I did an exercise for my Quantum-Mechanics Lecture:
Let $\hbar$=2m=1. A particle in 1 dimension has $j(x)=2\ Im(\overline{\psi} (x) \ \psi'(x))$ and it's to show that there are superpositions $\psi (x) = a_1 e^{i k_1 x} + a_2 e^{i k_2 x}$, where $k_1, k_2 > 0$, of waves which propagate to the right at x=0 but j(0)<0.
You can show that by calculating j(0) which leads to a non positive semidefinite quadratic form in $a_1,\ a_2$.
(Remark: This superposition can not be normalized, but the exercise states that there are analogue waves which can.)

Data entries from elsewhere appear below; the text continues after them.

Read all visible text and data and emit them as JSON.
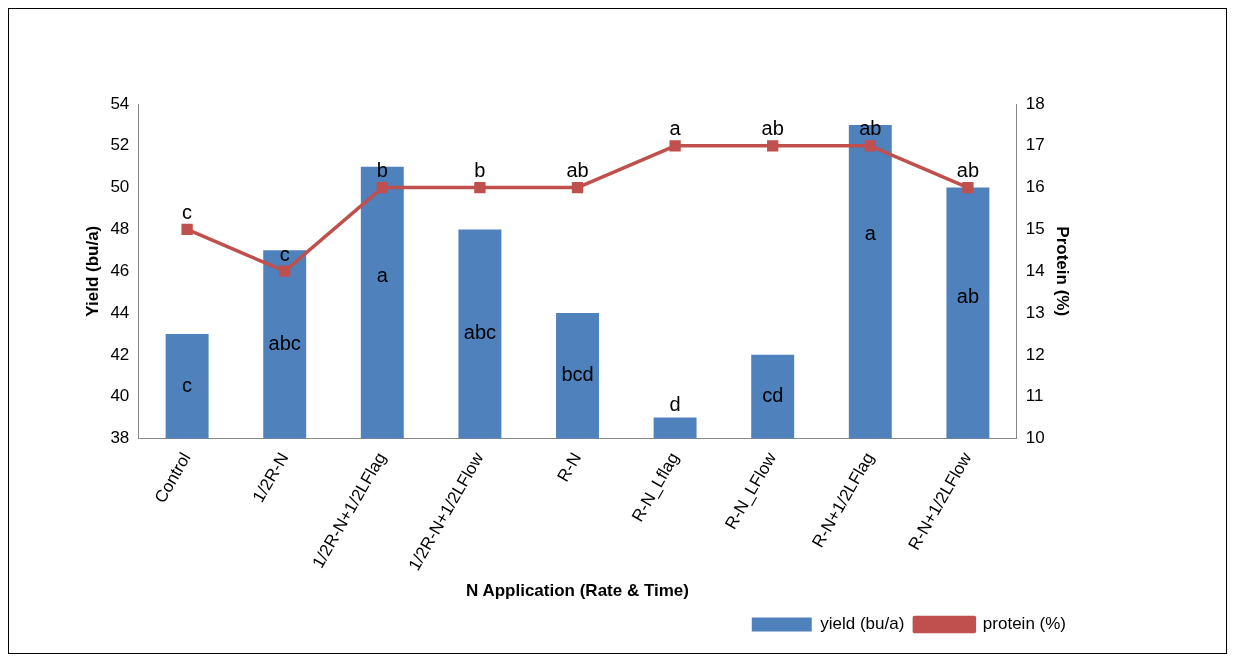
{
  "chart_data": {
    "type": "bar",
    "categories": [
      "Control",
      "1/2R-N",
      "1/2R-N+1/2LFlag",
      "1/2R-N+1/2LFlow",
      "R-N",
      "R-N_Lflag",
      "R-N_LFlow",
      "R-N+1/2LFlag",
      "R-N+1/2LFlow"
    ],
    "series": [
      {
        "name": "yield (bu/a)",
        "color": "#4f81bd",
        "values": [
          43,
          47,
          51,
          48,
          44,
          39,
          42,
          53,
          50
        ],
        "value_labels": [
          "c",
          "abc",
          "a",
          "abc",
          "bcd",
          "d",
          "cd",
          "a",
          "ab"
        ]
      },
      {
        "name": "protein (%)",
        "type": "line",
        "axis": "y2",
        "color": "#c0504d",
        "values": [
          15,
          14,
          16,
          16,
          16,
          17,
          17,
          17,
          16
        ],
        "value_labels": [
          "c",
          "c",
          "b",
          "b",
          "ab",
          "a",
          "ab",
          "ab",
          "ab"
        ]
      }
    ],
    "xlabel": "N Application (Rate & Time)",
    "ylabel": "Yield (bu/a)",
    "y2label": "Protein (%)",
    "ylim": [
      38,
      54
    ],
    "yticks": [
      38,
      40,
      42,
      44,
      46,
      48,
      50,
      52,
      54
    ],
    "y2lim": [
      10,
      18
    ],
    "y2ticks": [
      10,
      11,
      12,
      13,
      14,
      15,
      16,
      17,
      18
    ],
    "marker": "square",
    "line_style": "solid",
    "legend": "bottom right",
    "grid": false
  }
}
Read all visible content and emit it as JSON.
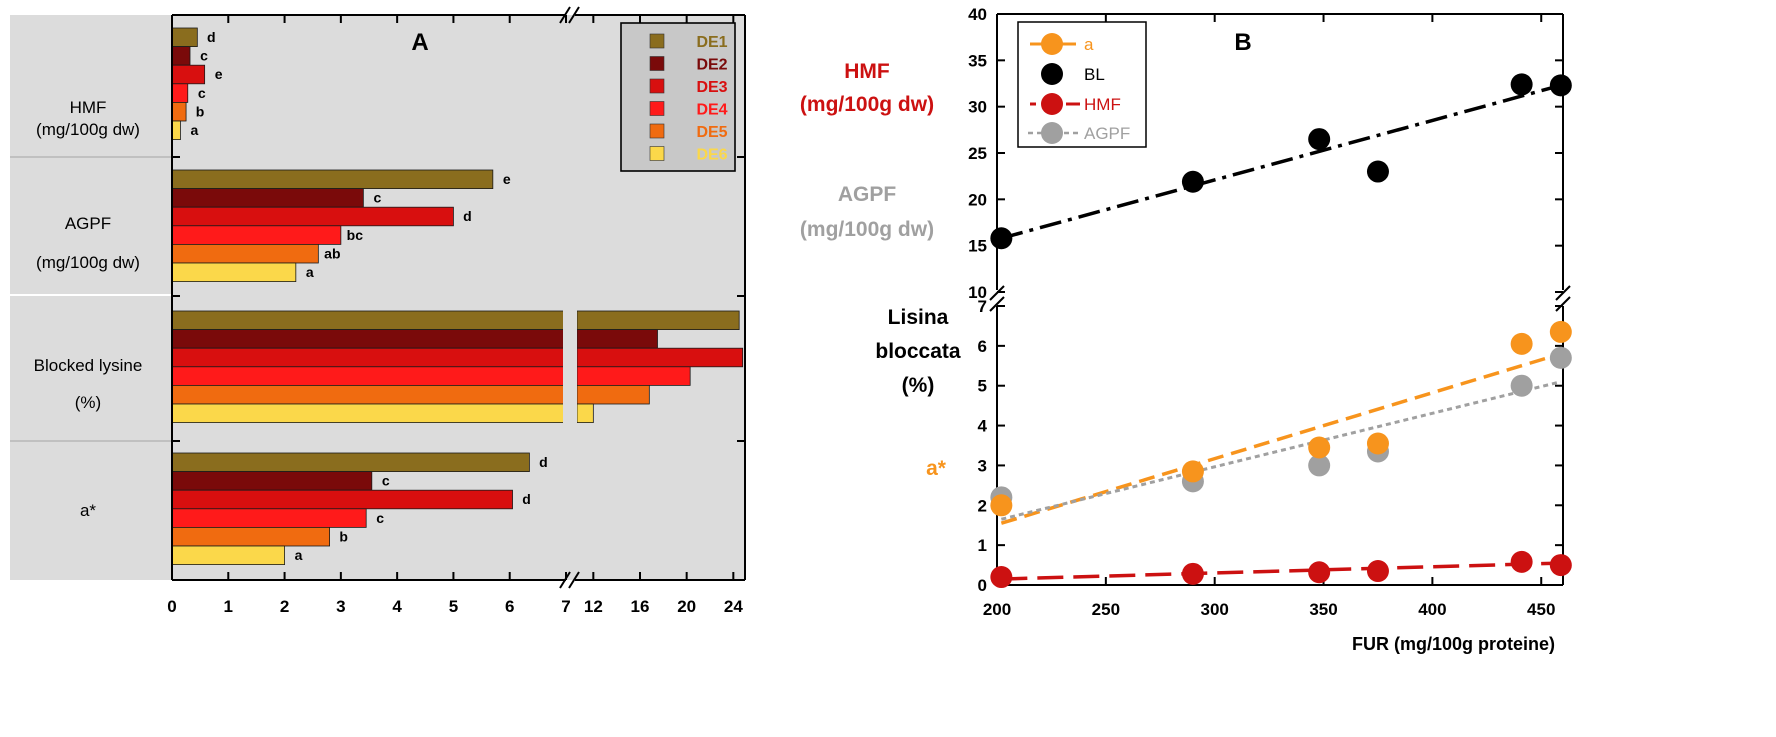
{
  "colors": {
    "DE1": "#8a6d1e",
    "DE2": "#7a0a0a",
    "DE3": "#d80f0f",
    "DE4": "#ff1a1a",
    "DE5": "#f06b10",
    "DE6": "#fbd84a",
    "panel_bg": "#dcdcdc",
    "axis": "#000000",
    "orange": "#f7941d",
    "black": "#000000",
    "red": "#cc1111",
    "gray": "#a0a0a0"
  },
  "chart_data": [
    {
      "type": "bar",
      "panel_label": "A",
      "orientation": "horizontal",
      "legend": {
        "placement": "top-right",
        "entries": [
          "DE1",
          "DE2",
          "DE3",
          "DE4",
          "DE5",
          "DE6"
        ]
      },
      "groups": [
        {
          "label_lines": [
            "HMF",
            "(mg/100g dw)"
          ],
          "bars": [
            {
              "series": "DE1",
              "value": 0.45,
              "letter": "d"
            },
            {
              "series": "DE2",
              "value": 0.32,
              "letter": "c"
            },
            {
              "series": "DE3",
              "value": 0.58,
              "letter": "e"
            },
            {
              "series": "DE4",
              "value": 0.28,
              "letter": "c"
            },
            {
              "series": "DE5",
              "value": 0.25,
              "letter": "b"
            },
            {
              "series": "DE6",
              "value": 0.15,
              "letter": "a"
            }
          ]
        },
        {
          "label_lines": [
            "AGPF",
            "(mg/100g dw)"
          ],
          "bars": [
            {
              "series": "DE1",
              "value": 5.7,
              "letter": "e"
            },
            {
              "series": "DE2",
              "value": 3.4,
              "letter": "c"
            },
            {
              "series": "DE3",
              "value": 5.0,
              "letter": "d"
            },
            {
              "series": "DE4",
              "value": 3.0,
              "letter": "bc"
            },
            {
              "series": "DE5",
              "value": 2.6,
              "letter": "ab"
            },
            {
              "series": "DE6",
              "value": 2.2,
              "letter": "a"
            }
          ]
        },
        {
          "label_lines": [
            "Blocked lysine",
            "(%)"
          ],
          "bars": [
            {
              "series": "DE1",
              "value": 24.5,
              "letter": ""
            },
            {
              "series": "DE2",
              "value": 17.5,
              "letter": ""
            },
            {
              "series": "DE3",
              "value": 24.8,
              "letter": ""
            },
            {
              "series": "DE4",
              "value": 20.3,
              "letter": ""
            },
            {
              "series": "DE5",
              "value": 16.8,
              "letter": ""
            },
            {
              "series": "DE6",
              "value": 12.0,
              "letter": ""
            }
          ]
        },
        {
          "label_lines": [
            "a*"
          ],
          "bars": [
            {
              "series": "DE1",
              "value": 6.35,
              "letter": "d"
            },
            {
              "series": "DE2",
              "value": 3.55,
              "letter": "c"
            },
            {
              "series": "DE3",
              "value": 6.05,
              "letter": "d"
            },
            {
              "series": "DE4",
              "value": 3.45,
              "letter": "c"
            },
            {
              "series": "DE5",
              "value": 2.8,
              "letter": "b"
            },
            {
              "series": "DE6",
              "value": 2.0,
              "letter": "a"
            }
          ]
        }
      ],
      "x_ticks_lower": [
        "0",
        "1",
        "2",
        "3",
        "4",
        "5",
        "6",
        "7"
      ],
      "x_ticks_upper": [
        "12",
        "16",
        "20",
        "24"
      ],
      "xlim_lower": [
        0,
        7
      ],
      "xlim_upper": [
        11,
        25
      ],
      "axis_break": true
    },
    {
      "type": "scatter",
      "panel_label": "B",
      "xlabel": "FUR (mg/100g proteine)",
      "xlim": [
        200,
        460
      ],
      "x_ticks": [
        "200",
        "250",
        "300",
        "350",
        "400",
        "450"
      ],
      "legend": {
        "placement": "top-left",
        "entries": [
          "a",
          "BL",
          "HMF",
          "AGPF"
        ]
      },
      "upper_axis": {
        "ylim": [
          10,
          40
        ],
        "y_ticks": [
          "10",
          "15",
          "20",
          "25",
          "30",
          "35",
          "40"
        ],
        "labels": [
          {
            "lines": [
              "HMF",
              "(mg/100g dw)"
            ],
            "color": "#cc1111"
          },
          {
            "lines": [
              "AGPF",
              "(mg/100g dw)"
            ],
            "color": "#a0a0a0"
          }
        ]
      },
      "lower_axis": {
        "ylim": [
          0,
          7
        ],
        "y_ticks": [
          "0",
          "1",
          "2",
          "3",
          "4",
          "5",
          "6",
          "7"
        ],
        "labels": [
          {
            "lines": [
              "Lisina",
              "bloccata",
              "(%)"
            ],
            "color": "#000000"
          },
          {
            "lines": [
              "a*"
            ],
            "color": "#f7941d"
          }
        ]
      },
      "x": [
        202,
        290,
        348,
        375,
        441,
        459
      ],
      "series": [
        {
          "name": "a",
          "axis": "lower",
          "y": [
            2.0,
            2.85,
            3.45,
            3.55,
            6.05,
            6.35
          ],
          "color": "#f7941d",
          "trend": [
            [
              202,
              1.55
            ],
            [
              459,
              5.8
            ]
          ],
          "dash": "16 8"
        },
        {
          "name": "BL",
          "axis": "upper",
          "y": [
            15.8,
            21.9,
            26.5,
            23.0,
            32.4,
            32.3
          ],
          "color": "#000000",
          "trend": [
            [
              202,
              15.8
            ],
            [
              459,
              32.3
            ]
          ],
          "dash": "22 7 4 7"
        },
        {
          "name": "HMF",
          "axis": "lower",
          "y": [
            0.2,
            0.28,
            0.32,
            0.35,
            0.58,
            0.5
          ],
          "color": "#cc1111",
          "trend": [
            [
              202,
              0.15
            ],
            [
              459,
              0.55
            ]
          ],
          "dash": "26 10"
        },
        {
          "name": "AGPF",
          "axis": "lower",
          "y": [
            2.2,
            2.6,
            3.0,
            3.35,
            5.0,
            5.7
          ],
          "color": "#a0a0a0",
          "trend": [
            [
              202,
              1.65
            ],
            [
              459,
              5.1
            ]
          ],
          "dash": "5 4"
        }
      ]
    }
  ]
}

I have troubles understanding that. How can the wave (and therefore the probability of the particle to be at position x) propagate to the right when the current is negative? Maybe someone could explain me how to think about this?
Edit: The official solution of the exercise:
"With $\psi'=i(k_1 a_1 e^{i k_1 x} + k_2 a_2 e^{i k_2 x})$ is:
$\overline \psi(0) \psi'(0)=\sum_{i,j=1}^{2}i\ \overline{a}_i k_ja_j$ and
$j(0)=\sum_{i,j=1}^{2}(k_i + k_j) \overline{a}_i a_j$
This quadratic form in $a_1, a_2$ is not positive semi definite because the determinant is given by $-(k_1 – k_2)^2 < 0$"
Best Answer
To your question "How can the wave propagate to the right when the current is negative?" I will answer that your statement that "the wave propagates to the right" is not exactly correct: what you have to consider here is group velocity, not each individual phase velocity.
Since both plane waves propagate to the right with $k_1, k_2>0$, then you implicitly assume $\omega_1 \equiv \omega(k_1)>0$ and $\omega_2 \equiv \omega(k_2)>0$, but your problem gives no more information of the dispersion relation.
In order to have a better idea of what the flow of probability density is, you need to consider group velocity here given by $\dfrac{\Delta \omega}{\Delta k} = \dfrac{\omega_2-\omega_1}{k_2-k_1}$, which could indeed have any sign, depending on the dispersion relation.